Comment Magellan a changé notre vision du monde, il y a 500 ans

Nous sommes le 10 août 1519. Il y a exactement 500 ans. A Séville, en Espagne, une flotte démarre vers le port de San Lucar de Barrameda, où en septembre de la même année, le navigateur portugais Fernand de Magellan lève les amarres. Il part rejoindre les îles Moluques, en Indonésie. Sa motivation : découvrir une nouvelle route riche en épices, commerce très juteux qui fleure bon la muscade et le clou de girofle. Sous son commandement, cinq navires et 237 hommes prennent la mer pour le compte du jeune roi d'Espagne, le futur empereur Charles Quint. Ces hommes représentent plus d’une dizaine de nationalités, avec des marins français, italiens ou grecs, et même des Flamands, venus de Bruges ou d'Anvers.

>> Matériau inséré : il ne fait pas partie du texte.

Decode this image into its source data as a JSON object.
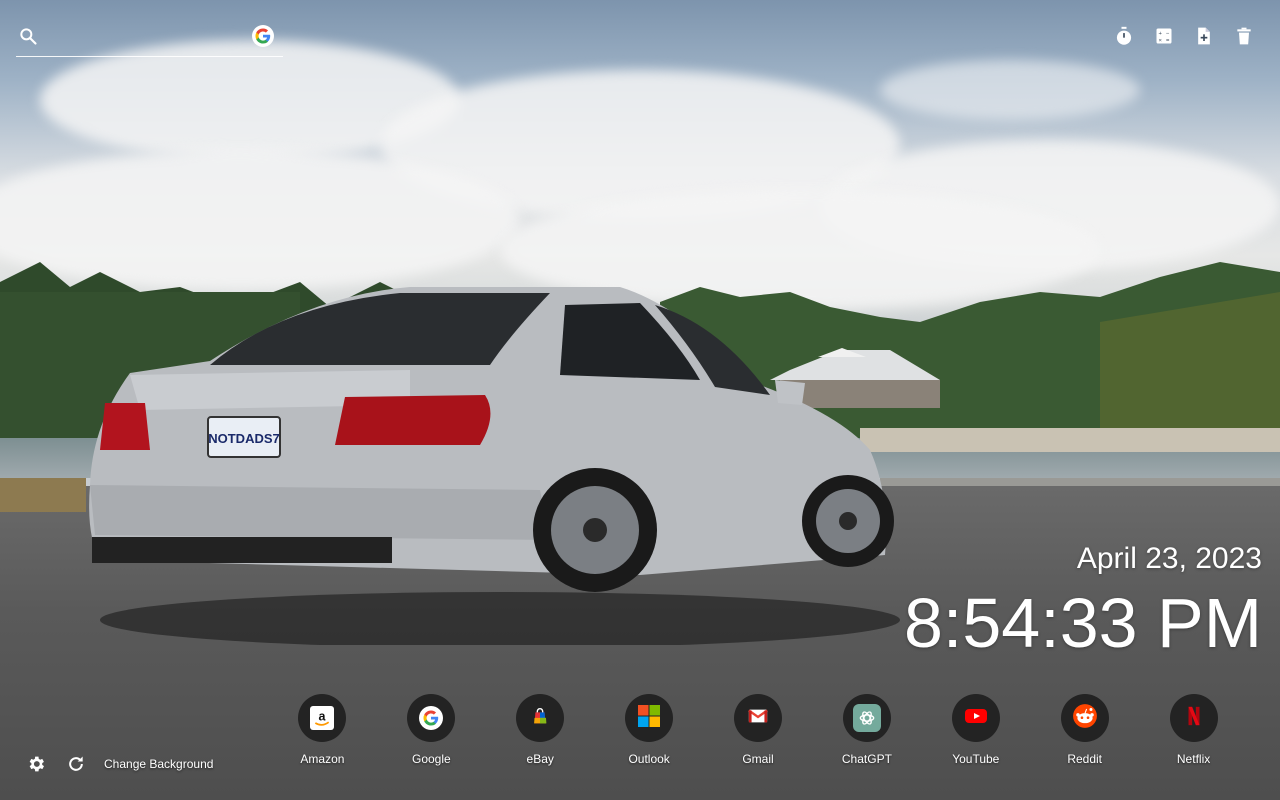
{
  "search": {
    "placeholder": "",
    "value": ""
  },
  "toolbar": {
    "icons": [
      "timer-icon",
      "calculator-icon",
      "new-note-icon",
      "trash-icon"
    ]
  },
  "clock": {
    "date": "April 23, 2023",
    "time": "8:54:33 PM"
  },
  "shortcuts": [
    {
      "label": "Amazon",
      "icon": "amazon-icon"
    },
    {
      "label": "Google",
      "icon": "google-icon"
    },
    {
      "label": "eBay",
      "icon": "ebay-icon"
    },
    {
      "label": "Outlook",
      "icon": "outlook-icon"
    },
    {
      "label": "Gmail",
      "icon": "gmail-icon"
    },
    {
      "label": "ChatGPT",
      "icon": "chatgpt-icon"
    },
    {
      "label": "YouTube",
      "icon": "youtube-icon"
    },
    {
      "label": "Reddit",
      "icon": "reddit-icon"
    },
    {
      "label": "Netflix",
      "icon": "netflix-icon"
    }
  ],
  "footer": {
    "change_background": "Change Background"
  },
  "background": {
    "scene": "silver-sedan-parking-lot",
    "plate_text": "NOTDADS7"
  },
  "colors": {
    "icon_circle": "#232323",
    "text": "#ffffff"
  }
}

Mutineries, tempêtes et maladies

L’expédition est difficile: les hommes se découragent, la météo est capricieuse, la famine fait des victimes. Magellan doit faire face à des mutineries. Malgré tout, il parvient à démontrer qu’il existe bel et bien un passage entre l’océan Atlantique et l’océan Pacifique. C’est le fameux détroit de Magellan, entre le Sud du continent américain et l’île de la Terre de Feu. C’est lui qui donnera aussi son nom à l’océan Pacifique, car au moment où il le traverse, la mer est calme…

Mais avant même de découvrir ce passage entre Atlantique et Pacifique, en octobre 1520, Magellan a déjà perdu deux de ses navires, dans des circonstances différentes : l’un sombre dans les mers de l’extrême sud du continent américain ; l’autre a pris la fuite pour rentrer clandestinement en Espagne, et éviter les tempêtes des mers australes.

Après sa traversée du Pacifique, Magellan arrive dans l’archipel des Philippines: oui, il est plus au nord que les îles Moluques, mais à la même longitude. Le navigateur ne mourra cependant pas en mer: il décède en 1521 lors d'un combat sur l’île de Mactan, poussé par sa volonté de soumettre les peuples indigènes. Il n’a pas surévalué le tour du monde, mais bien la puissance militaire de ses hommes et de leur matériel de guerre. Seuls 18 survivants rejoindront le port de départ, après un périple de plus 3 ans. Parmi eux, l’un de ses officiers, le Basque Jan Sebastian Elcano, a complété le tour du monde du défunt navigateur: l’équipe réduite arrive au point de départ en septembre 1522 à bord du seul navire rescapé, le Victoria.

Commémorations et disputes

L’Espagne et le Portugal se disputent la prouesse et son anniversaire. Pour l’Académie royale d’histoire espagnole, le premier tour du monde a été une entreprise "exclusivement espagnole". Les Portugais, de leur côté, accordent bien peu d’importance au rôle d’Elcano. Toujours est-il que Magellan était au service de la couronne d’Espagne, durant son expédition, et qu’il avait échoué à convaincre le Roi du Portugal de l’intérêt de son entreprise.

José Manuel Marques, qui préside aux commémorations portugaises de ce 500e anniversaire, résume bien l’apport de Magellan: il "marque une révolution conceptuelle car c’est lui qui nous donne pour la première fois une vision intégrale du monde, qui nous montre qu’il n’y a qu’un seul océan et que la mer est un trait d’union entre les peuples".